Dravuni Island is a very small island at the northern end of the Kadavu Group. It is virtually surrounded by the Great Astrolabe Reef, renowned as a diver's paradise. The reef was named after French explorer Dumont d'Urville's ship "Astrolabe", which struck the reef in the 1820’s.
There are no vehicles, no department stores, no cinemas. In fact, nothing much at all that tells you we are living in the 21st century. It is one of the Pacific's most unspoilt destinations. It is also one of the least populated islands in the Fijian islands group, with less than 200 inhabitants.
Less than 200 local residents
Fijian and English
Walk along Dravuni’s pristine white sand beaches on a palm-lined path that leads you up a small inland peak. It’s just a short trek, done easily if you’re fit. It’s well worth the effort for the breathtaking island views you’ll enjoy at the top.
Wander through the village and find out why Fijians have earned their reputation as friendly, smiling and hospitable people. There’s a small school for the local children and a field station used by students from the University of the South Pacific to study the nearby coral reefs and marine life.
Your ship will anchor offshore and the ship’s tender boats will provide a regular service to and from the island throughout the day.
Food and drink is sometimes available for purchase onshore. Quarantine authorities do not generally allow food such as fruit and vegetables, dairy and meat products or sandwiches to be taken off the ship, however commercially packaged confectionery, chips and bottled drinking water are allowed subject to inspection.
Some handicrafts are available for purchase in the village. Any souvenirs that are made of plant material or animal products must be declared to quarantine authorities on arrival in Australia or New Zealand. Plant material such as certain seeds and animal products including feathers may be restricted or need to be treated at the owners’ expense on arrival in Australia or New Zealand.

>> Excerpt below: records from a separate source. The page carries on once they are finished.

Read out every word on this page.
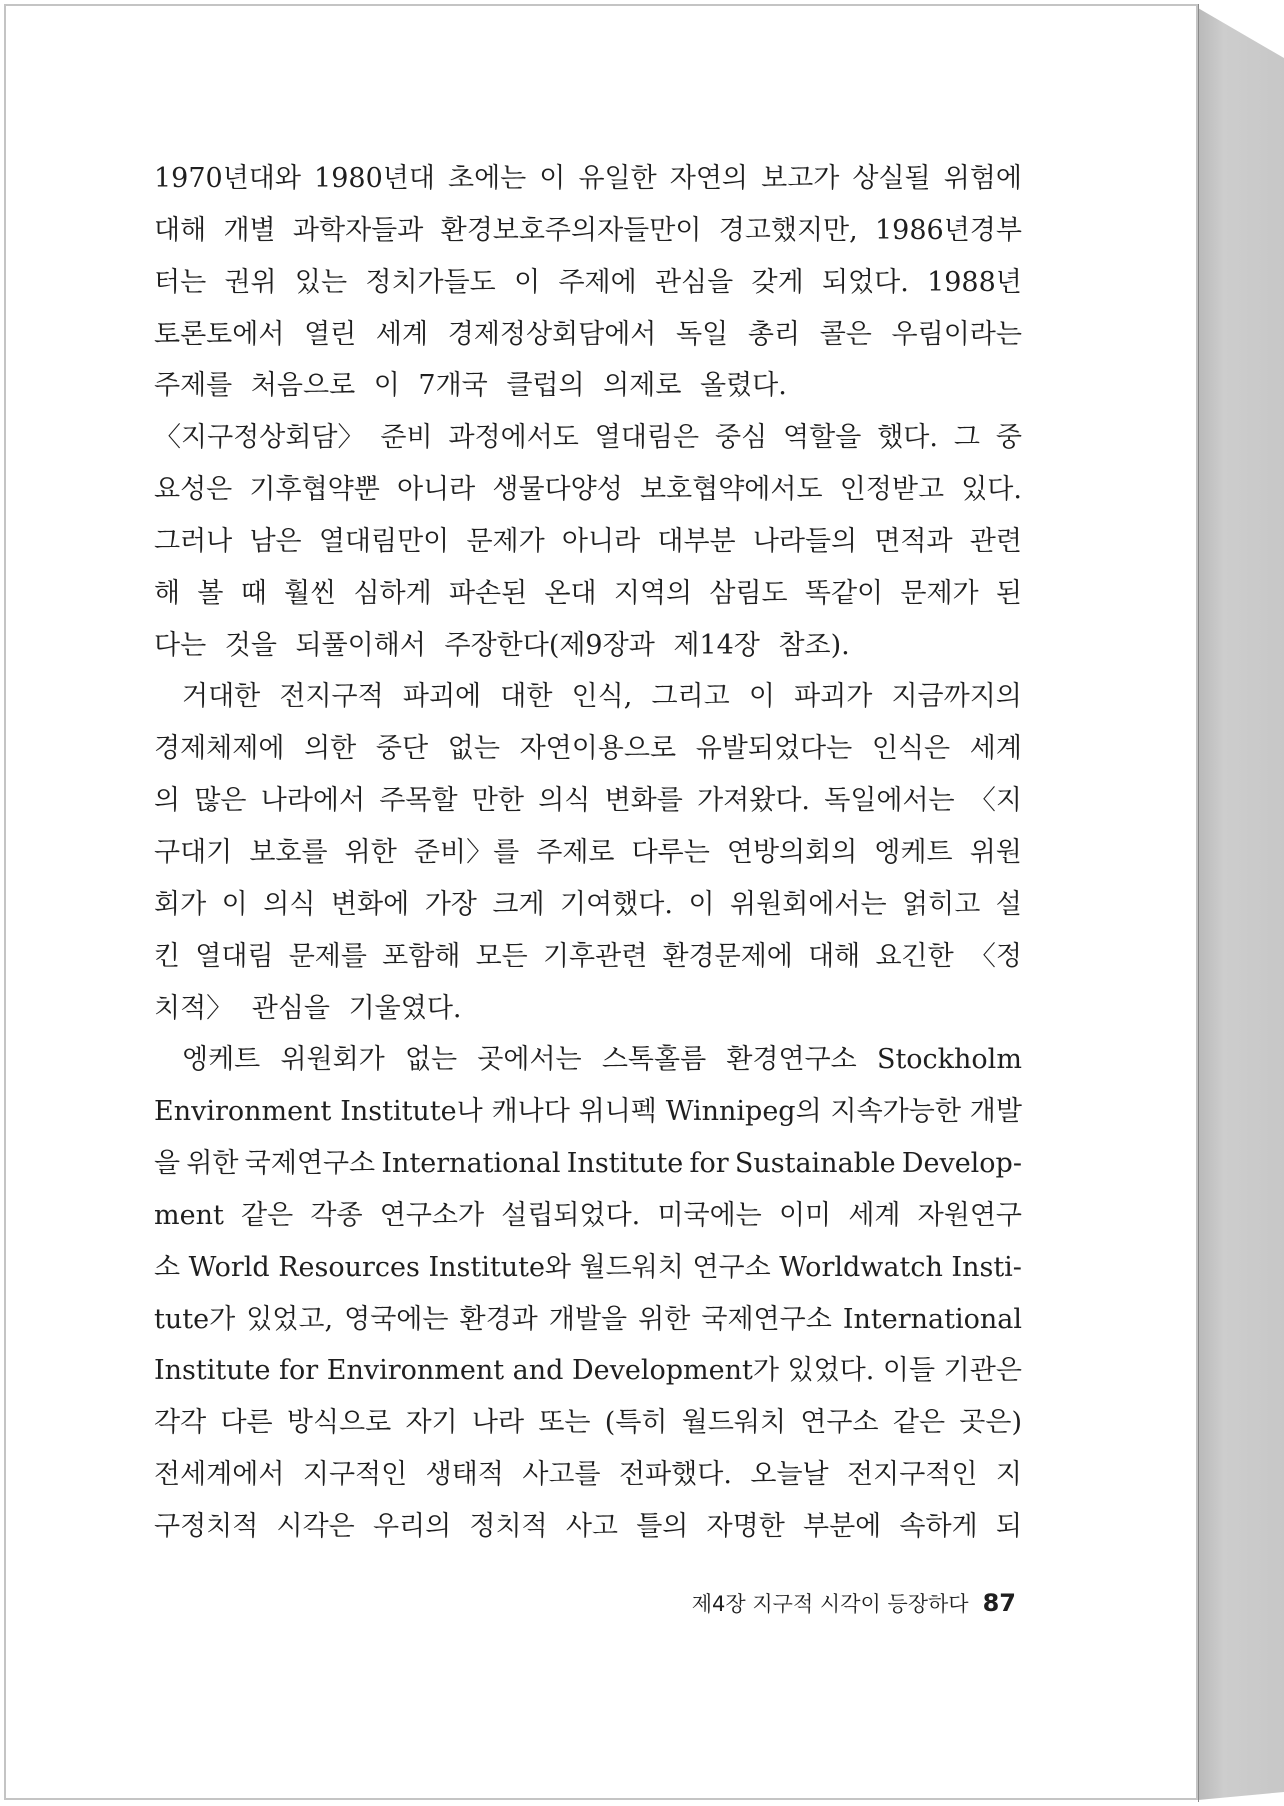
1970년대와 1980년대 초에는 이 유일한 자연의 보고가 상실될 위험에
대해 개별 과학자들과 환경보호주의자들만이 경고했지만, 1986년경부
터는 권위 있는 정치가들도 이 주제에 관심을 갖게 되었다. 1988년
토론토에서 열린 세계 경제정상회담에서 독일 총리 콜은 우림이라는
주제를 처음으로 이 7개국 클럽의 의제로 올렸다.
〈지구정상회담〉 준비 과정에서도 열대림은 중심 역할을 했다. 그 중
요성은 기후협약뿐 아니라 생물다양성 보호협약에서도 인정받고 있다.
그러나 남은 열대림만이 문제가 아니라 대부분 나라들의 면적과 관련
해 볼 때 훨씬 심하게 파손된 온대 지역의 삼림도 똑같이 문제가 된
다는 것을 되풀이해서 주장한다(제9장과 제14장 참조).
거대한 전지구적 파괴에 대한 인식, 그리고 이 파괴가 지금까지의
경제체제에 의한 중단 없는 자연이용으로 유발되었다는 인식은 세계
의 많은 나라에서 주목할 만한 의식 변화를 가져왔다. 독일에서는 〈지
구대기 보호를 위한 준비〉를 주제로 다루는 연방의회의 엥케트 위원
회가 이 의식 변화에 가장 크게 기여했다. 이 위원회에서는 얽히고 설
킨 열대림 문제를 포함해 모든 기후관련 환경문제에 대해 요긴한 〈정
치적〉 관심을 기울였다.
엥케트 위원회가 없는 곳에서는 스톡홀름 환경연구소 Stockholm
Environment Institute나 캐나다 위니펙 Winnipeg의 지속가능한 개발
을 위한 국제연구소 International Institute for Sustainable Develop-
ment 같은 각종 연구소가 설립되었다. 미국에는 이미 세계 자원연구
소 World Resources Institute와 월드워치 연구소 Worldwatch Insti-
tute가 있었고, 영국에는 환경과 개발을 위한 국제연구소 International
Institute for Environment and Development가 있었다. 이들 기관은
각각 다른 방식으로 자기 나라 또는 (특히 월드워치 연구소 같은 곳은)
전세계에서 지구적인 생태적 사고를 전파했다. 오늘날 전지구적인 지
구정치적 시각은 우리의 정치적 사고 틀의 자명한 부분에 속하게 되
제4장 지구적 시각이 등장하다 87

The weather on Dravuni Island can be very hot and humid. Fortunately, rain and sea breezes often bring welcome relief. Make sure you stay hydrated and sheltered from the sun.
Credit cards and charge cards are not accepted anywhere on the island. Australian dollars are accepted but change may not be available. We recommend that you take small denominations of Australian dollars ashore.
There are no public telephones and no internet access on Dravuni Island. Mobile coverage may be available as long as global roaming is selected prior to leaving home.
To make your day ashore as enjoyable as possible, please wear comfortable flat soled shoes, lightweight clothing and a hat — and don’t forget your swimwear! You are also advised to bring sunscreen and bottled water. Don’t forget your swimwear and a towel. Nude or topless bathing is not permitted.
Check with the Shore Tours desk onboard for information about tour availability.
Coral is an extremely precious marine organism. In an effort to preserve its natural beauty and habitat please avoid touching it in all circumstances. Furthermore, just as with Australia’s beaches, blue bottles can visit occasionally in the summer months. During your time ashore we also ask that you dispose of your rubbish thoughtfully.